- Born: Daeran c. 1910
- Died: October 24, 1993 (aged 82–83) Depok, Indonesia
- Father: Sa’ari
- Allegiance: Indonesia
- Service years: 1945-1949
- Unit: Oesaha Pemoeda Indonesia
- Conflicts: Indonesian National Revolution

= Mat Depok =

Mat Depok (1910 - October 24, 1993) was a strongman and independence fighter from Depok.

== Early life ==
Mat Depok was born with the name Daeran in 1910 to Sa'ari and Dama. His mother was a businesswoman who ran a bridal makeup and food stall in Depok.

In 1935, Daeran went to Kampong Berlan in Matraman and met a woman from Karawang named Nyai Emah. Mat Depok was attracted to Nyai Emah's beauty and wanted to make her his wife. However, Nyai Emah was already the concubine of a Dutchman. Therefore, Mat Depok took Nyai Emah away and brought her to the house of his silat teacher, Misar, in Pengasinan. This act made him a fugitive from the Dutch. Upon arriving at his teacher's house, Misar slashed Mat Depok, intending to test his invulnerability, and the result showed that Mat Depok was indeed invulnerable.

Daeran once robbed a Dutch logistics warehouse and this made him imprisoned on Onrust Island. In 1942, Mat Depok was released from prison by the Japanese. After being released from prison, Mat Depok joined the anti-fascist movement, Banteng Merah.

== Indonesian National Revolution ==
On October 11, 1945, Daeran led a raid on the Depok Dutch neighborhood, which led him to receive the nickname Mat Depok. In addition, he joined the youth brigade called Oesaha Pemoeda Indonesia (Effort of Indonesian Youth) with Imam Syafei to fight against the Dutch army. In the battle against the Dutch, he was always at the forefront.

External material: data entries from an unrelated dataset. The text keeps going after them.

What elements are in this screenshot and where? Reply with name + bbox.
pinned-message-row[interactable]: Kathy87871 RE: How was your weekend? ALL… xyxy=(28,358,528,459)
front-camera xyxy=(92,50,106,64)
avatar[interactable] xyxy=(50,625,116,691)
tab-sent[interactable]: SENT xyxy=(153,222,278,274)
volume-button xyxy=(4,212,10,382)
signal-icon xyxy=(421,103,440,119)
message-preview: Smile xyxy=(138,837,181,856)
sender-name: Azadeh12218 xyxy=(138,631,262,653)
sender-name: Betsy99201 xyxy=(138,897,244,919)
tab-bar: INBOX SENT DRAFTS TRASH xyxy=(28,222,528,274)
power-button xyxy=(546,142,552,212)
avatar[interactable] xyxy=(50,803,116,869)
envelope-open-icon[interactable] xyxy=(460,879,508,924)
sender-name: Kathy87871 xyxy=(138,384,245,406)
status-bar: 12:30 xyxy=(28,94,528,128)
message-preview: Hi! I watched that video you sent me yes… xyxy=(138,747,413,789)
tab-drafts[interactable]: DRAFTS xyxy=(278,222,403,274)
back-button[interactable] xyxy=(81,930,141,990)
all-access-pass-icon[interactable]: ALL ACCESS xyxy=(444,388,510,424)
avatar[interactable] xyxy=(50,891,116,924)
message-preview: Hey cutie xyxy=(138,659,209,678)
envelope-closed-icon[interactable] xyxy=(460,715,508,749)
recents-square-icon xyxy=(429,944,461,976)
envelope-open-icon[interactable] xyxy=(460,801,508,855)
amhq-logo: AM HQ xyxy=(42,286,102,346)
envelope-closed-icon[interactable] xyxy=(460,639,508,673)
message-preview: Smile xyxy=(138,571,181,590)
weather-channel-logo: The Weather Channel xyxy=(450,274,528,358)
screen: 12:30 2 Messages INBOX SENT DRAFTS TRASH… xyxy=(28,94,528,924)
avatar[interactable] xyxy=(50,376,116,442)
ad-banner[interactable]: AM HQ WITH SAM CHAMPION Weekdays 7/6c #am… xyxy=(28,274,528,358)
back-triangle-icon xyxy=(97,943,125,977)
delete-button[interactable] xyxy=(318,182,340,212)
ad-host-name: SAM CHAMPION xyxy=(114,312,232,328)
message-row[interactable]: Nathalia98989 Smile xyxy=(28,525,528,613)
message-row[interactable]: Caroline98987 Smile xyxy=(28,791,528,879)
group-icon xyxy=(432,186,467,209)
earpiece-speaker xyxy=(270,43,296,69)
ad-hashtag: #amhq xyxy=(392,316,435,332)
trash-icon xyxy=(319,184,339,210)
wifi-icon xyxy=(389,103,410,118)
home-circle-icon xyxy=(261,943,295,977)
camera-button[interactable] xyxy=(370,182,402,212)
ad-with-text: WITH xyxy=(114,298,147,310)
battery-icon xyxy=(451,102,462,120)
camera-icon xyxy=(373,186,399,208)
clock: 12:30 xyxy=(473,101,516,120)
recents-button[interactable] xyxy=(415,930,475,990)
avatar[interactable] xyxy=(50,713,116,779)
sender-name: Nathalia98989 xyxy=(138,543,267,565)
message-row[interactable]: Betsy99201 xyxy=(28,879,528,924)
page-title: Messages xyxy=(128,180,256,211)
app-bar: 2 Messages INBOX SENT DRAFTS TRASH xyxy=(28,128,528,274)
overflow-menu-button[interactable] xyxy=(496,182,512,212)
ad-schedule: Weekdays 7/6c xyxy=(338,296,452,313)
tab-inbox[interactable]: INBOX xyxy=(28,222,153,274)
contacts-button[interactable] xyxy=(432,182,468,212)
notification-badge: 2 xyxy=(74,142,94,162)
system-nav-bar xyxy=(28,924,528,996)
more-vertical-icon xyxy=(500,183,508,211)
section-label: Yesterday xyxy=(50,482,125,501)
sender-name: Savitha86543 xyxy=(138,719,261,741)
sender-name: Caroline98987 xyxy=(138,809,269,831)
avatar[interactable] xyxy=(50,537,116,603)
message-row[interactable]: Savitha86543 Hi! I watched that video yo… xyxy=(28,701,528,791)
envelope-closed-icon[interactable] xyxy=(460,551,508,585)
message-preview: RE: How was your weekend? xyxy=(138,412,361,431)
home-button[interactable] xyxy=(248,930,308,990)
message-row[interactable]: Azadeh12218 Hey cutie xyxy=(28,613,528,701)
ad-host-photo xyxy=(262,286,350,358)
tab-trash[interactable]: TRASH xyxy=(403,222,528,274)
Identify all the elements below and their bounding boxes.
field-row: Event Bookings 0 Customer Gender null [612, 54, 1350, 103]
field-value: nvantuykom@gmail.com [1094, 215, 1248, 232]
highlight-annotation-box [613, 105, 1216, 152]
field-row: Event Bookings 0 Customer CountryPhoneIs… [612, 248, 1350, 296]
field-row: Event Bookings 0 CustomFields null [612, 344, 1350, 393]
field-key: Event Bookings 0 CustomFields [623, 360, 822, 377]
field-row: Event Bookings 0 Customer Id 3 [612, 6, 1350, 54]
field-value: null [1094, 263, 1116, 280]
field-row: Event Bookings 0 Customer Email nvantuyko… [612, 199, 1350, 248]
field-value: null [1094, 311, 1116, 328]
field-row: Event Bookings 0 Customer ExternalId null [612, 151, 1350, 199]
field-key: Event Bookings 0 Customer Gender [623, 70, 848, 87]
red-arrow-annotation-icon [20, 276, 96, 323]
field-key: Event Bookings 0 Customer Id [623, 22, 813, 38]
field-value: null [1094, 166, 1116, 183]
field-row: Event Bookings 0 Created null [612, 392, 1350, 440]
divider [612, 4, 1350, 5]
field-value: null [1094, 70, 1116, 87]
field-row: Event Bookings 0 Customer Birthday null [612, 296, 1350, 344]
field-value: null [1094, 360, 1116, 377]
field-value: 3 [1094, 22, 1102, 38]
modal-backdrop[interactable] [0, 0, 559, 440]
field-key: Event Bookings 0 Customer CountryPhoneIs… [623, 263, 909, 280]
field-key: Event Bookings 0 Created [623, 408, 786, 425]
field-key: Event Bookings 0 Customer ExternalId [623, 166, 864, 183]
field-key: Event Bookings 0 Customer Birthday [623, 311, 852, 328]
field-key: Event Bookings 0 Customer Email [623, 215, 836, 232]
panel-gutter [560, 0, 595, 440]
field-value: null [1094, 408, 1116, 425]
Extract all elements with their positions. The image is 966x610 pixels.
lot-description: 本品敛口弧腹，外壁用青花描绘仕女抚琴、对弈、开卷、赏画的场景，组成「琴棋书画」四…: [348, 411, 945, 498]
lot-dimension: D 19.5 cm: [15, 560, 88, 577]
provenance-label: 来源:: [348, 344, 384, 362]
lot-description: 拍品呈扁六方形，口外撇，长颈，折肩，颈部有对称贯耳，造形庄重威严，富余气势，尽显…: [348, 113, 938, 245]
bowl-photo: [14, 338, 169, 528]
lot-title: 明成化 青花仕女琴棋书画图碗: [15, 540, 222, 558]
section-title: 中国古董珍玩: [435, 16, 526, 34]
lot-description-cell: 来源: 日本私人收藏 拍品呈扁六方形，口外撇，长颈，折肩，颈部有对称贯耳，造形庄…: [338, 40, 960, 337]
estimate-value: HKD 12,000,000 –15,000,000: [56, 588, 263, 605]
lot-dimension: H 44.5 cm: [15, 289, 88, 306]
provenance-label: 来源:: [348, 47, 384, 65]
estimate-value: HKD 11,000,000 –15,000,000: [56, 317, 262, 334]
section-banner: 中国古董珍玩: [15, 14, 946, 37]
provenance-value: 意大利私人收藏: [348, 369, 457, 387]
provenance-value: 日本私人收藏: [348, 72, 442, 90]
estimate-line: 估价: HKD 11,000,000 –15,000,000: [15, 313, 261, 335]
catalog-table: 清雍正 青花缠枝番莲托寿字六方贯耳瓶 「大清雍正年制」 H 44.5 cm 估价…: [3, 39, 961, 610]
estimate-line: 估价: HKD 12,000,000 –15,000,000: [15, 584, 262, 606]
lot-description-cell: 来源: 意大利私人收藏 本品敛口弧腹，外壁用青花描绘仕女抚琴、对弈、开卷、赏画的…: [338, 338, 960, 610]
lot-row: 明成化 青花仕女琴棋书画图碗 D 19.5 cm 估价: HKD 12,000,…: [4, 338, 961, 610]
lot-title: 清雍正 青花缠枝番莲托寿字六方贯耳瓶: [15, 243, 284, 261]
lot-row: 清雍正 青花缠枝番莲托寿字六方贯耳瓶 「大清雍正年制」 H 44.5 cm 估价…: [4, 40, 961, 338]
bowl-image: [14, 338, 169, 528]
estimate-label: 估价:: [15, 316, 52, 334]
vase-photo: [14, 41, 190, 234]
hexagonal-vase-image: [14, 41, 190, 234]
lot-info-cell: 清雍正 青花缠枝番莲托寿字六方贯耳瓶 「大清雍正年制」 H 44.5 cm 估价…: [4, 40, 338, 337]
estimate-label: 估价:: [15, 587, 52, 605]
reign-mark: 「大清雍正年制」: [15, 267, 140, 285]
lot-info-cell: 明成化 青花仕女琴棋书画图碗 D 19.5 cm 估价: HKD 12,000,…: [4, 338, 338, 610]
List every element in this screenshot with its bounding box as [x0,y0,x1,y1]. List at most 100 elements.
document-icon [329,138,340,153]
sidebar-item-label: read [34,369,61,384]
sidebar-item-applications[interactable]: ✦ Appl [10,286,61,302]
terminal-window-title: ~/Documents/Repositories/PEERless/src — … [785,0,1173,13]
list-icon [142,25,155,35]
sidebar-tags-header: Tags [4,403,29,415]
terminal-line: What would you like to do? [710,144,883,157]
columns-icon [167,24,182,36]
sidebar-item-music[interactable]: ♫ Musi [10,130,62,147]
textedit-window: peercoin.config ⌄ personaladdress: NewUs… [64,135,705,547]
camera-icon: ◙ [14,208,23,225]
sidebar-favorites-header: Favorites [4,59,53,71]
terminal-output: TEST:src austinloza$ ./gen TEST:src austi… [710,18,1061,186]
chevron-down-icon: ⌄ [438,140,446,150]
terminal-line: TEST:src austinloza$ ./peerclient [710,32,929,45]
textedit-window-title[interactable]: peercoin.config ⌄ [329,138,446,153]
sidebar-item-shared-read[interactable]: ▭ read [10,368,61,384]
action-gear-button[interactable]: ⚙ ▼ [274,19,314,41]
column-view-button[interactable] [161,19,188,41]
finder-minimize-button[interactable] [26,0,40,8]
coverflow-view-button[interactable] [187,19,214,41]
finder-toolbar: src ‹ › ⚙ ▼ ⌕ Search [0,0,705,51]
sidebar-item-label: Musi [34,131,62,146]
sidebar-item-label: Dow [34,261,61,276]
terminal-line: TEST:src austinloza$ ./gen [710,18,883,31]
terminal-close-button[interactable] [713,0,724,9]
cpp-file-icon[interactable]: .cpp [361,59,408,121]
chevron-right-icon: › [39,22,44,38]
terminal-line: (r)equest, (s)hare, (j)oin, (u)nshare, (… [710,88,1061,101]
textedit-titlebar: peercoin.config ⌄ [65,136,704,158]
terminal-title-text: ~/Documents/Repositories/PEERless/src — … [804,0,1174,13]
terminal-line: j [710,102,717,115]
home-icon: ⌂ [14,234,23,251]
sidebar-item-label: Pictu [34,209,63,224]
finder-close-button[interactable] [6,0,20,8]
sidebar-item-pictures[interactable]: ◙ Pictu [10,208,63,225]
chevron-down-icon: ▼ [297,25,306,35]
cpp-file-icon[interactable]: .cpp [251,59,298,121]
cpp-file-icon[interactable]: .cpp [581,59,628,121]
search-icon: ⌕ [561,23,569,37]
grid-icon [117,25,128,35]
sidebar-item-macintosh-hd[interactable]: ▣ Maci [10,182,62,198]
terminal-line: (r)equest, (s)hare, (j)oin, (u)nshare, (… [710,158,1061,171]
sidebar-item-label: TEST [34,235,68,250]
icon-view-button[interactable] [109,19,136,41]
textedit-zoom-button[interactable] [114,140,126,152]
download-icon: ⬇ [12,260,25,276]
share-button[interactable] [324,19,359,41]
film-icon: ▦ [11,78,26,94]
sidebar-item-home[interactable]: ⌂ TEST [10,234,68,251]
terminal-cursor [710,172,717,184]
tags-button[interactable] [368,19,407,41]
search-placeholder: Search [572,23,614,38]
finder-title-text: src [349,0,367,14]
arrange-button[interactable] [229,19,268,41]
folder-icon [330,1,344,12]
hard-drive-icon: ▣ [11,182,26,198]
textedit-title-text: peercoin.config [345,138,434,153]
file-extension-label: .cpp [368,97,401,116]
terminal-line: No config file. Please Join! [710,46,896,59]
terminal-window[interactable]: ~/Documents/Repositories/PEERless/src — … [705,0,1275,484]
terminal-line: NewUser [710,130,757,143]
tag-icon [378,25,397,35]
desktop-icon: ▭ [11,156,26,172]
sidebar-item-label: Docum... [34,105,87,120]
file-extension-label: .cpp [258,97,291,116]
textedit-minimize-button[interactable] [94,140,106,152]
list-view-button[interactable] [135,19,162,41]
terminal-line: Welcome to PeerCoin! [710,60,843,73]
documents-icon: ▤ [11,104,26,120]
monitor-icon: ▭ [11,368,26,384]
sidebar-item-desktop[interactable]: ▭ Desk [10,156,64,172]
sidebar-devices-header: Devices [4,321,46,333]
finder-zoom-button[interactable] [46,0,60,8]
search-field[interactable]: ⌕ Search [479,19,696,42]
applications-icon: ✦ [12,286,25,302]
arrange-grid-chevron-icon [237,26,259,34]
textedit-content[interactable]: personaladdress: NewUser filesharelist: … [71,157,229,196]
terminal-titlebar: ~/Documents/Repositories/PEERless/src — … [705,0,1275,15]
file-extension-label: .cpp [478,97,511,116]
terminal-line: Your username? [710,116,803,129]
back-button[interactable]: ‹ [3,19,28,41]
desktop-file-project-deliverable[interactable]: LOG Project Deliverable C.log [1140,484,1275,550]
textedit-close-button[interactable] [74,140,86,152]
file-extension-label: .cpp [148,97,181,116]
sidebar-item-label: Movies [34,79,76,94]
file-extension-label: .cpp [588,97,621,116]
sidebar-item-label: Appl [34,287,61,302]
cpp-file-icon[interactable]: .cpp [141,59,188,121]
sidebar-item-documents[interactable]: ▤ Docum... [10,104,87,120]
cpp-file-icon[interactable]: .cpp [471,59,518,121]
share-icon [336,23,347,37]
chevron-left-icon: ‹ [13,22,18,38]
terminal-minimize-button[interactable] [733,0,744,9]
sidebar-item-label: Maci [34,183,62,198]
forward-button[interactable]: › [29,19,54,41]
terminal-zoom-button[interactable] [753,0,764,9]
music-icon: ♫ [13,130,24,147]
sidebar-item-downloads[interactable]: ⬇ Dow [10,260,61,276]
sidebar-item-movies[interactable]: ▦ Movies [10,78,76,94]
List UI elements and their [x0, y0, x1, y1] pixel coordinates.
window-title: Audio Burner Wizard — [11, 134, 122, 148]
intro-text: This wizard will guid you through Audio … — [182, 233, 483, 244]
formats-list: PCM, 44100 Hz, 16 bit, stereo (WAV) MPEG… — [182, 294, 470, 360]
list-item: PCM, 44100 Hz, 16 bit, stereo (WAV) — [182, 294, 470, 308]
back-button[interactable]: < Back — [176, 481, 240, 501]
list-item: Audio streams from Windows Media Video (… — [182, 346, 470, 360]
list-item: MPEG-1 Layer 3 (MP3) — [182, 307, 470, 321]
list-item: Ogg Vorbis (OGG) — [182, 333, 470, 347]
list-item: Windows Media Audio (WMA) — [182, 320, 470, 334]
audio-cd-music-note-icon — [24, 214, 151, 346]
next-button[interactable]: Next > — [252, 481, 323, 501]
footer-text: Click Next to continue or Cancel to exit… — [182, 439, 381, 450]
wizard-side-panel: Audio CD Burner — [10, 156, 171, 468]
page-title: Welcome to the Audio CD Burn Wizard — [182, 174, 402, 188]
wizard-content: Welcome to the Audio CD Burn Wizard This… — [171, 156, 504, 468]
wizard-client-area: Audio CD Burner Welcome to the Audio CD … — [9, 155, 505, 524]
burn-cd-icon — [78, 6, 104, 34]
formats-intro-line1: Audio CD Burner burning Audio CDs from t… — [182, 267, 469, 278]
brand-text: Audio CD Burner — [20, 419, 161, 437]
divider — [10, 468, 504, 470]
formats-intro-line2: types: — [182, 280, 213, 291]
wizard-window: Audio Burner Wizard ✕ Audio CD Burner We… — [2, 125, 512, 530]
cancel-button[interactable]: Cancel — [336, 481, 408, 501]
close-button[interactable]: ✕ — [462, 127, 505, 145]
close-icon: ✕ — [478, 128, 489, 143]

Sutan Sjahrir's decision to make Jakarta a city of diplomacy caused Mat Depok to move to Karawang. In 1947, Mat Depok was captured by the Dutch in Karawang and thrown into Nusakambangan Prison. While in prison, he got a tattoo on his chest that stated Mat Depok. After the transfer of sovereignty, Mat Depok was released from prison and returned to Tanahbaru, Depok.

== Post-Transfer of Sovereignty Period ==
Upon arriving in Tanahbaru, Mat Depok became a thug who asked for money from drivers who passed through the Tanahbaru intersection. If there was a car that ran away, he would throw a machete at the car to stop it. The money he obtained was distributed to local youths to rehabilitate roads and build a cemetery. Furthermore, he also helped Imam Syafei maintain security. When Syafei became Minister of State Security, Mat Depok also assisted him.

Mat Depok died on October 24, 1993. In 2017, the Depok Arts Council and the Ngumpul Betawi Studio held a lenong performance with the play Mat Depok: Pernikahan di Ujung Bedil (Mat Depok: Marriage at the End of a Gun). This play told the story of Mat Depok and Nyai Emah.

== Personal life ==
Mat Depok had at least three wives: Risah, Aminah bin Midin, and Emah. From his three wives, he had five children.